Massachusetts health officials have not objected to the restrictions on Sovaldi prescriptions put in place by health plans serving Medicaid patients. Other states have been more outspoken. Oregon, for example, is limiting Sovaldi prescriptions to only those with later stages of liver damage who are drug free and have been compliant with earlier treatments. California, Florida, and Louisiana have also restricted Medicaid access. Texas is not covering Sovaldi prescriptions at all through its Medicaid program.

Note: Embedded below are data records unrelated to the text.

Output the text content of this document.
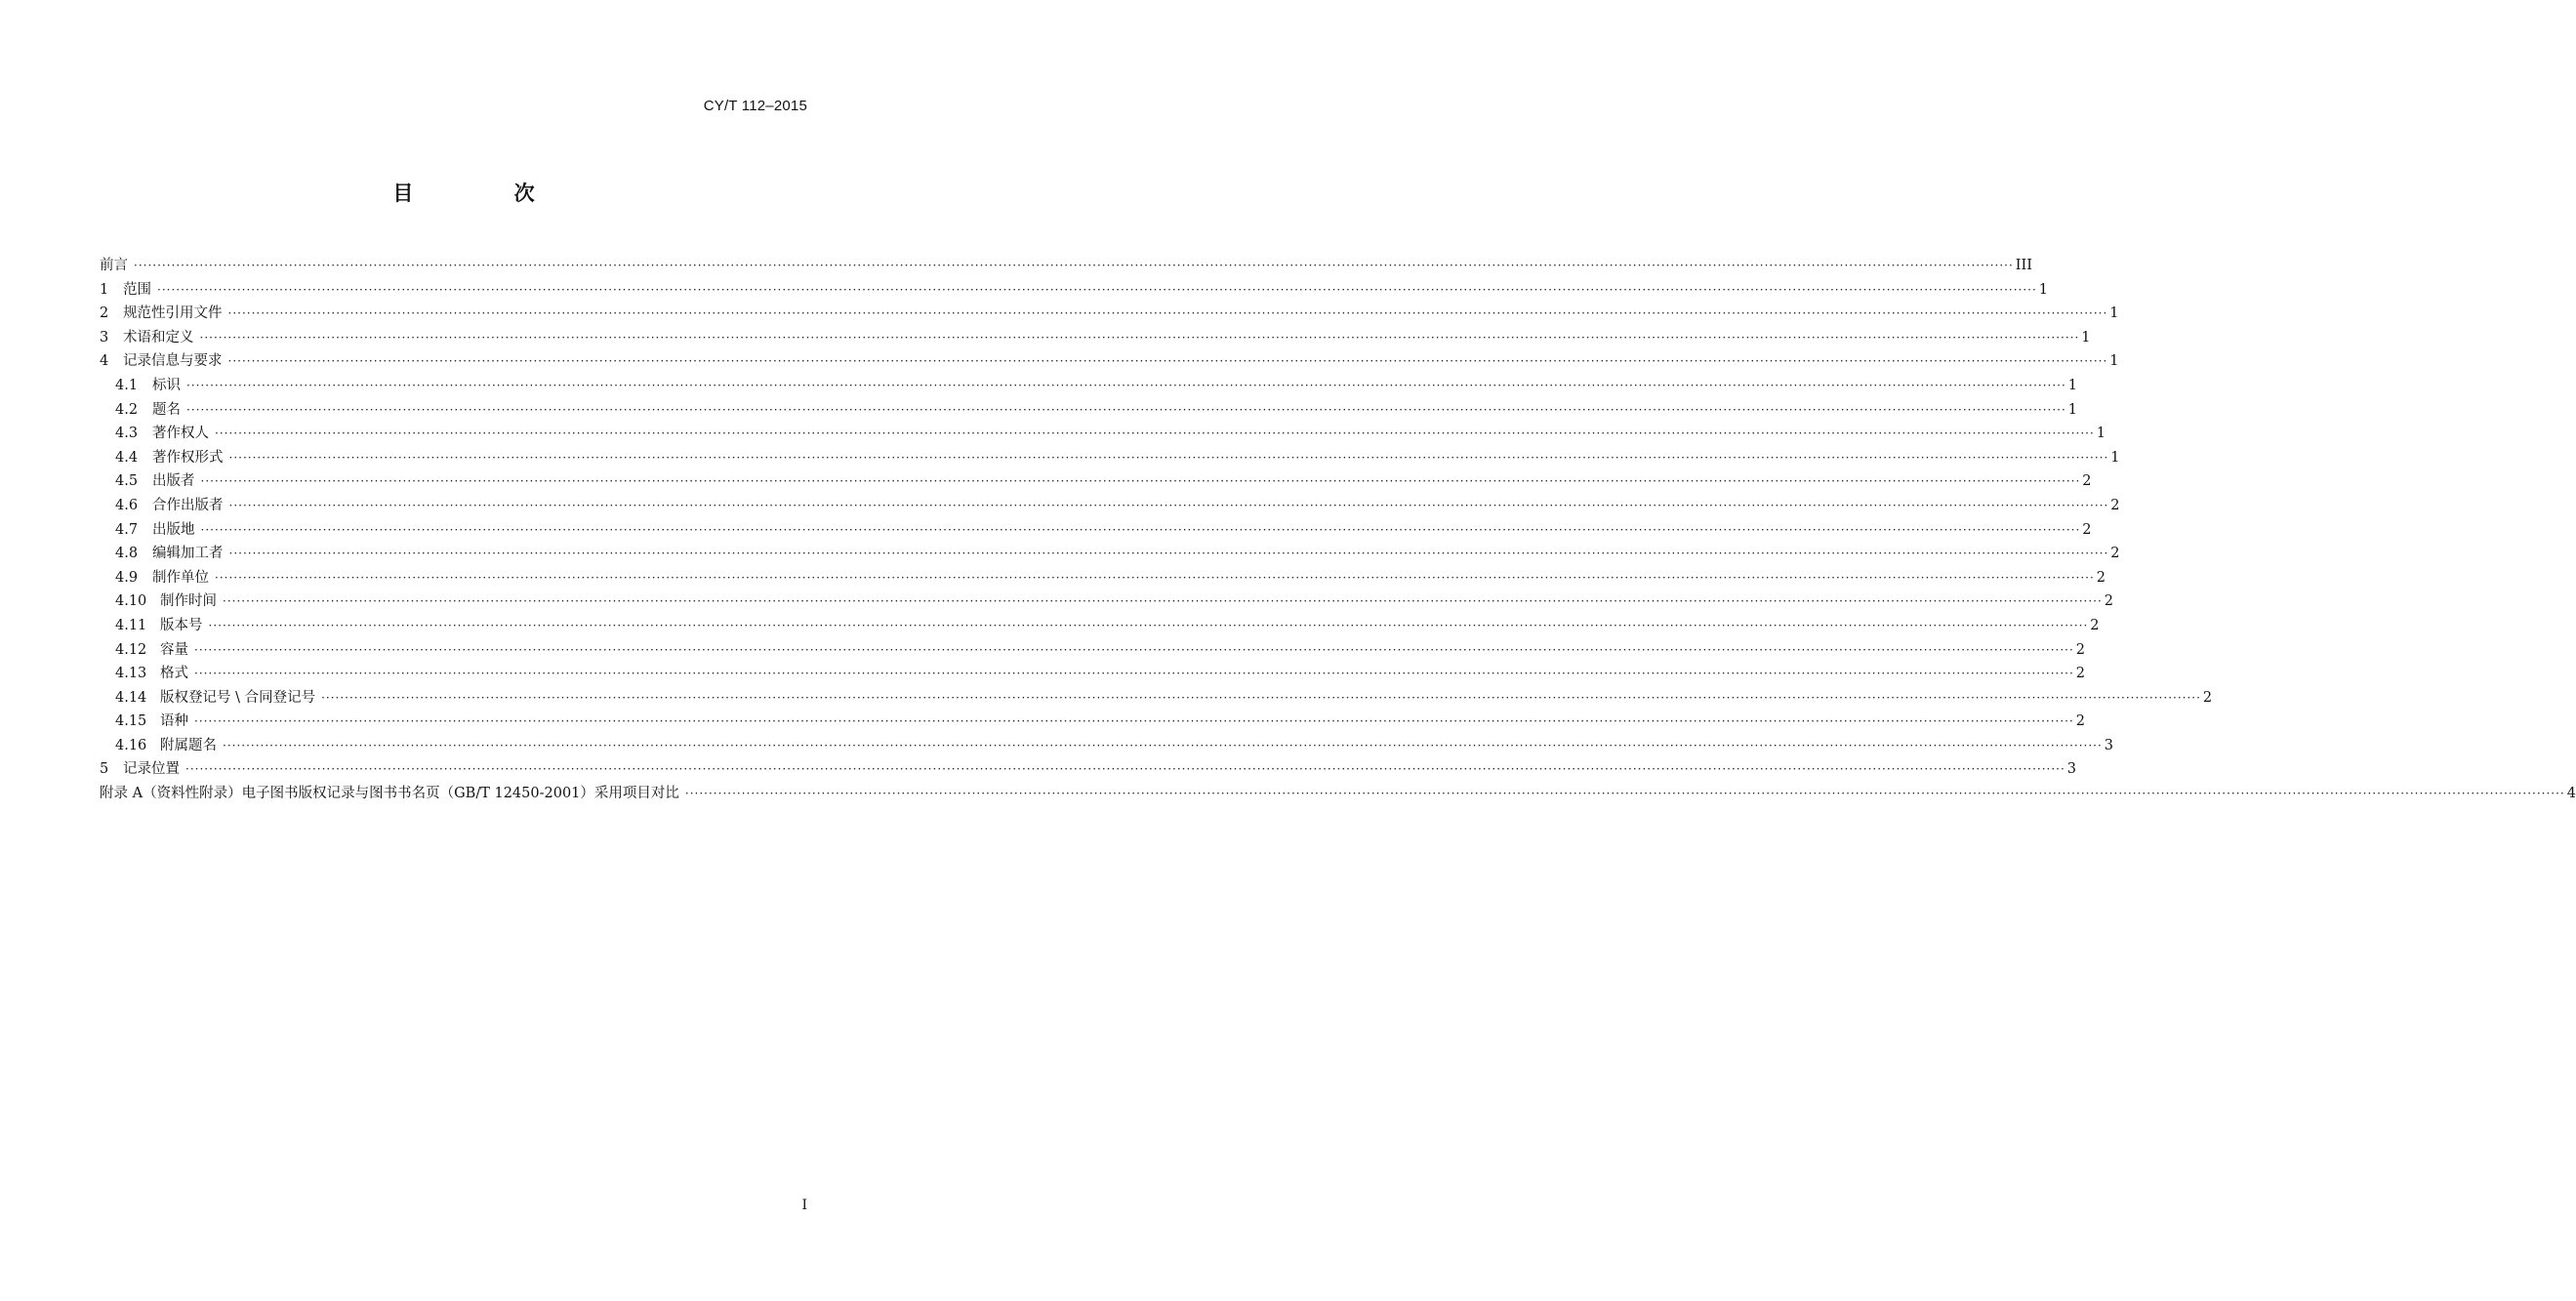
CY/T 112–2015
目 次
前言 ················································································································································································································································································································································································································ III
1	范围 ················································································································································································································································································································································································································ 1
2	规范性引用文件 ················································································································································································································································································································································································································ 1
3	术语和定义 ················································································································································································································································································································································································································ 1
4	记录信息与要求 ················································································································································································································································································································································································································ 1
4.1	标识 ················································································································································································································································································································································································································ 1
4.2	题名 ················································································································································································································································································································································································································ 1
4.3	著作权人 ················································································································································································································································································································································································································ 1
4.4	著作权形式 ················································································································································································································································································································································································································ 1
4.5	出版者 ················································································································································································································································································································································································································ 2
4.6	合作出版者 ················································································································································································································································································································································································································ 2
4.7	出版地 ················································································································································································································································································································································································································ 2
4.8	编辑加工者 ················································································································································································································································································································································································································ 2
4.9	制作单位 ················································································································································································································································································································································································································ 2
4.10 制作时间 ················································································································································································································································································································································································································ 2
4.11 版本号 ················································································································································································································································································································································································································ 2
4.12 容量 ················································································································································································································································································································································································································ 2
4.13 格式 ················································································································································································································································································································································································································ 2
4.14 版权登记号 \ 合同登记号 ················································································································································································································································································································································································································ 2
4.15 语种 ················································································································································································································································································································································································································ 2
4.16 附属题名 ················································································································································································································································································································································································································ 3
5	记录位置 ················································································································································································································································································································································································································ 3
附录 A（资料性附录）电子图书版权记录与图书书名页（GB/T 12450-2001）采用项目对比 ················································································································································································································································································································································································································ 4
I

Camilla Graham, co-director of the Viral Hepatitis Center at Beth Israel Deaconess
Medical Center, believes anyone between the ages of 40 and 60 should be tested
and, if positive, treated with Sovaldi.

Prison systems across the country, many of them fearing lawsuits by inmates denied access to Sovaldi, are beginning to prescribe the drug. Massachusetts prison officials declined comment, although a spokesman said the drug is currently not being prescribed. He said the matter is under study.

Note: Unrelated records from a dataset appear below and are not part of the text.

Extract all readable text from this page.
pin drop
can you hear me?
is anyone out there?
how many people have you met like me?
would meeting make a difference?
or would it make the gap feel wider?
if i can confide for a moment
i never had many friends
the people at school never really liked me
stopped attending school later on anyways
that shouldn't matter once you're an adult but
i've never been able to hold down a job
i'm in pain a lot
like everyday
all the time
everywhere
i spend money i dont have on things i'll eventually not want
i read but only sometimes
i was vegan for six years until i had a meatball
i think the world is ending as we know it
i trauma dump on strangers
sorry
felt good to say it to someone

John Milligan, the president and CEO of Gilead, told financial analysts in September that he believes that a new drug under development, which will require treatment for eight instead of 12 weeks, may entice state Medicaid programs and insurers to lower the threshold for when to prescribe.

“If you wait too long, you may not be able to undo the damage, that’s what we’ve learned with HIV, that’s what we are seeing with the hepatitis C virus. You may not be able to undo all the damage that you have done, you may not be able to get as much benefit as you would have otherwise. So it makes perfect medical sense to try to treat earlier rather than later,” he said. “We forget that the hepatitis C virus is a terrible disease. What has been under-reported is the incidence of diseases and death associated with the hepatitis C virus. People die about 15 years earlier than average, they have much higher incidence of myocardial infarction, they have much higher incidence of diabetes, which is a major health cost driver these days.”

Insurance officials acknowledge that Sovaldi may be able to reduce health costs over the long run, but they say the savings often come years or even decades after the initial expenditure on the drug. By that time, many of the patients have moved on to other health plans or Medicare, and the cost of the initial drug outlays are never recouped.

Along with Gilead, several other pharmaceutical companies are readying new hepatitis C treatments that could hit the market later this year and next year. Graham says she hopes the competition will drive prices down, but insurance industry officials are skeptical. Some say they think prices may actually rise. They are urging state officials to get everyone around a table to develop a coordinated response to drugs such as Sovaldi that cost a lot and are also beneficial to a large group of patients.

“This is really a public health issue. We need a community standard,” says Deborah Enos, the president and CEO of Neighborhood Health Plan, a division of Partners Healthcare that serves Medicaid patients.

Fallon at Blue Cross thinks the debate about Sovaldi needs to take place at the federal level and involve all stakeholders, including government at all levels, pharmaceutical companies, and insurers. “We think this is deserving of a public discussion of how society should deal with this,” he says.

Jack Sullivan contributed to this report.